Temperatures in Siberia last month were as much as 8 degrees Celsius (14°F) above long-term averages and hit all-time records in some areas, according to data from Russia's state meteorological agency.
"This is a common natural phenomenon, to fight with it is meaningless, and indeed sometimes, perhaps even harmful," Alexander Uss, governor of the Krasnoyarsk region, said Monday. "Now, if a snowstorm occurs in winter ... it does not occur to anyone to drown icebergs so that we have a warmer weather."
Russian Prime Minister Dmitry Medvedev sent his natural resources minister Dmitry Kobylkin to the affected regions on Tuesday amid reports that smoke from the fires has spread as far north as the Arctic Circle and south to Novosibirsk, Russia's third-largest city.
"No settlements are currently ablaze and there have been no fatalities," said Kobylkin, who added: "The forecast of fire danger in the territory of [Siberia] is still unfavorable. There is a probability of exceeding the average values of temperatures in a number of territories of other federal districts."

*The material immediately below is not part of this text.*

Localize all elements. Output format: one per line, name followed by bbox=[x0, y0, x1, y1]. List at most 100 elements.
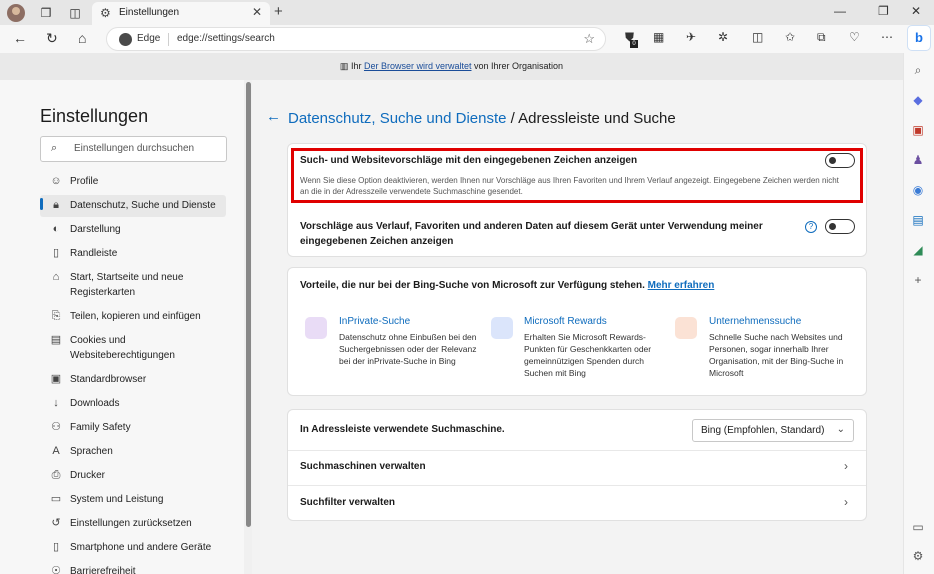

Petitions Call for More Preventive Action
Greenpeace said it planned to submit a petition with more than 200,000 signatures to President Vladimir Putin's administration on Thursday demanding better response to wildfires and more preventive action. A separate petition on the website Change.org has attracted more than 800,000 signatures.
"Smoke going north-east, as it normally does, is very dangerous as it leads to ice melting, permafrost shrinking and those areas emitting methane," said Kuksin.
"This time the smoke went westward, affecting large cities," he added. "[But] still no one was going to put them out, and that led to public outcry at the injustice because whenever there is even a small fire near Moscow, it gets put out immediately not to allow any trace of smoke to reach the capital."